3-5. Reorder reminders by wear schedule
- 30-day lenses (n=7,044): remind at day 20, follow-up at day 45
- 90-day lenses (n=15,980): remind at day 70, follow-up at day 110
- 180-day lenses (n=12,716): remind at day 150, follow-up at day 210
6. Leverage brand loyalty
- Target: CL repeat buyers (86% stay with same brand, n=86,273)
- Action: Pre-fill reorder with same brand/product; offer loyalty discount
- How: “Reorder” button with pre-filled brand + parameters in email/app
7. Win-back dead-end path users
- Target: Users on low-retention paths like Sunglasses → Sunglasses (n=6,827)
- Action: Targeted win-back with discount or product change suggestion
- Impact: P3 rate as low as 28% for worst paths vs 62% baseline
8. Trial-to-subscription conversion
- Target: CL Trials first buyers (n=1,906)
- Action: Follow-up email with full product recommendation after trial period
- How: Trigger 7-14 days after trial purchase: “Ready for the full product?”
9. Nurture Spectacles/Frames buyers into CL category
- Target: Spectacles/Frames first buyers (n=40,479)
- Action: Cross-category campaign: introduce CL as complement to glasses
- Impact: At 15% take-up: ~888 potential additional repeaters
10. Convert eye-drop-only buyers
- Target: EyeDrop-only first buyers (n=23,376)

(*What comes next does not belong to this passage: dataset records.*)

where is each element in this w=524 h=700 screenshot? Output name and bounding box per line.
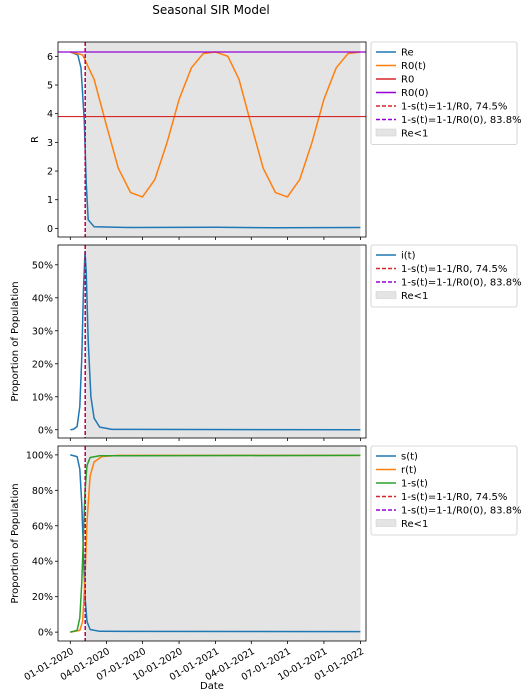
legend-entry: 1-s(t)=1-1/R0(0), 83.8% — [401, 115, 522, 126]
y-tick-label: 80% — [32, 486, 53, 497]
legend-entry: 1-s(t)=1-1/R0, 74.5% — [401, 102, 507, 113]
legend-entry: 1-s(t) — [401, 479, 428, 490]
y-tick-label: 3 — [47, 138, 53, 149]
legend-swatch — [375, 128, 397, 137]
y-tick-label: 6 — [47, 52, 53, 63]
legend-entry: Re<1 — [401, 291, 428, 302]
legend-swatch — [375, 519, 397, 527]
legend-swatch — [375, 291, 397, 299]
legend: Re R0(t) R0 R0(0) 1-s(t)=1-1/R0, 74.5% 1-s(t)… — [370, 41, 522, 145]
legend-entry: i(t) — [401, 251, 416, 262]
y-tick-label: 4 — [47, 109, 53, 120]
legend-entry: 1-s(t)=1-1/R0, 74.5% — [401, 492, 507, 503]
legend: i(t) 1-s(t)=1-1/R0, 74.5% 1-s(t)=1-1/R0(0)… — [370, 244, 522, 308]
series-line-1-s-t- — [70, 454, 361, 633]
y-tick-label: 20% — [32, 592, 53, 603]
figure-title: Seasonal SIR Model — [152, 3, 269, 17]
legend-entry: s(t) — [401, 452, 418, 463]
legend-entry: R0(t) — [401, 61, 426, 72]
legend-entry: 1-s(t)=1-1/R0(0), 83.8% — [401, 506, 522, 517]
legend-entry: Re<1 — [401, 519, 428, 530]
y-tick-label: 1 — [47, 195, 53, 206]
legend-entry: Re<1 — [401, 129, 428, 140]
legend-box — [370, 244, 518, 308]
series-line-i-t- — [70, 250, 361, 431]
panel-3: 0% 20% 40% 60% 80% 100% Proportion of Populati… — [10, 445, 522, 683]
legend-entry: R0 — [401, 75, 414, 86]
shaded-region-re-below-1 — [85, 245, 361, 438]
shaded-region-re-below-1 — [85, 42, 361, 237]
legend-entry: 1-s(t)=1-1/R0(0), 83.8% — [401, 278, 522, 289]
y-tick-label: 30% — [32, 326, 53, 337]
y-tick-label: 60% — [32, 521, 53, 532]
legend-entry: R0(0) — [401, 88, 429, 99]
y-tick-label: 5 — [47, 81, 53, 92]
y-tick-label: 0% — [38, 628, 53, 639]
y-tick-label: 20% — [32, 359, 53, 370]
legend-box — [370, 41, 518, 145]
series-line-re — [70, 51, 361, 229]
panel-1: 0 1 2 3 4 5 6 R Re R0(t) R0 R0(0) 1-s(t)=1-1/R0, 74.… — [30, 41, 522, 240]
legend-entry: 1-s(t)=1-1/R0, 74.5% — [401, 264, 507, 275]
axes-frame — [57, 445, 367, 642]
legend-entry: r(t) — [401, 465, 417, 476]
legend: s(t) r(t) 1-s(t) 1-s(t)=1-1/R0, 74.5% 1-s(t)… — [370, 445, 522, 536]
y-tick-label: 10% — [32, 392, 53, 403]
y-tick-label: 0% — [38, 425, 53, 436]
shaded-region-re-below-1 — [85, 446, 361, 641]
y-axis-label: Proportion of Population — [10, 483, 21, 603]
x-axis-label: Date — [200, 681, 224, 692]
y-tick-label: 40% — [32, 557, 53, 568]
y-axis-label: R — [30, 136, 41, 143]
axes-frame — [57, 41, 367, 238]
legend-entry: Re — [401, 48, 414, 59]
y-tick-label: 40% — [32, 293, 53, 304]
legend-box — [370, 445, 518, 536]
y-tick-label: 50% — [32, 260, 53, 271]
y-tick-label: 0 — [47, 224, 53, 235]
axes-frame — [57, 244, 367, 439]
panel-2: 0% 10% 20% 30% 40% 50% Proportion of Populatio… — [10, 244, 522, 441]
y-tick-label: 100% — [26, 450, 53, 461]
series-line-s-t- — [70, 454, 361, 633]
y-tick-label: 2 — [47, 167, 53, 178]
y-axis-label: Proportion of Population — [10, 281, 21, 401]
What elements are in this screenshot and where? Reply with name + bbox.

- Action: Educational content + CL trial offer
11. Engage Sunglasses-only buyers
- Target: Sunglasses first buyers (n=51,876, repeat rate only 10.0%)
- Action: Cross-category campaign introducing CL or prescription lenses
- Impact: At 15% take-up: ~1,902 potential additional repeaters
12. Re-engage late returners
- Target: CL users past 2x their expected reorder window (n=35,740)
- Action: “We miss you” email with discount code
- How: Trigger at 2x expected window
Combined Impact Estimate
| Campaign | Target | Extra Repeaters | Est. Revenue |
|---|---|---|---|
| Cross-sell solution at first CL purchase | 64,609 | 608 | 6,089,570 |
| Push accessories at P2 | 28,788 | 82 | 821,291 |
| Nurture Spectacles/Frames into CL | 40,479 | 888 | 8,893,977 |
| Engage Sunglasses-only buyers | 51,876 | 1,902 | 19,049,937 |
| TOTAL | 3,480 | 34,854,775 |
Incremental revenue per retained customer: 10,016 (median lifetime revenue of repeat buyer minus one-timer).
Important caveats:
- These are upper-bound estimates — campaigns may overlap (same user targeted by multiple campaigns)
- The observed lift is correlational, not causal — customers who buy bundles may be inherently more loyal, not made more loyal by the bundle
- A/B testing is recommended to validate each campaign before full rollout
Key Takeaways & Next Steps
Top 3 Insights
-
The first basket predicts return probability. A customer who buys CL + Solution + EyeDrop has a 63.4% chance of returning vs 10.0% for sunglasses-only. We can score customers from day one and tailor interventions immediately.
-
Purchase paths are more predictive than individual purchases. CL + Solution → CL + Solution yields 79.8% P3 rate, while Sunglasses → Sunglasses yields 26.6%. Tracking sequences, not just counts, enables smarter CRM triggers.
-
Timing is misaligned. Most customers reorder far later than their product lifecycle suggests (30-day lenses: median reorder at 94 days). Well-timed reminders can pull forward purchases that would otherwise be lost.
Planned Enhancements
- Survival curves: Kaplan-Meier style analysis showing the probability of reorder over time, handling right-censoring properly for recent cohorts
- Cohort retention matrix: Monthly cohorts tracking what % of users are still active at month 1, 2, 3, … — enabling comparison across acquisition periods
- Channel segmentation: Breaking down all metrics by webshop/channel to identify if store vs. online vs. cross-channel behavior differs
- Multichannel analysis: Testing the hypothesis that customers who buy from multiple channels are more loyal
This project demonstrates how product journey analysis — tracing multi-step purchase sequences rather than looking at isolated transactions — can uncover actionable patterns that traditional RFM or cohort analysis would miss. The key shift is from asking “who is likely to churn?” to “what purchase path is this customer on, and how can we steer it toward the golden path?”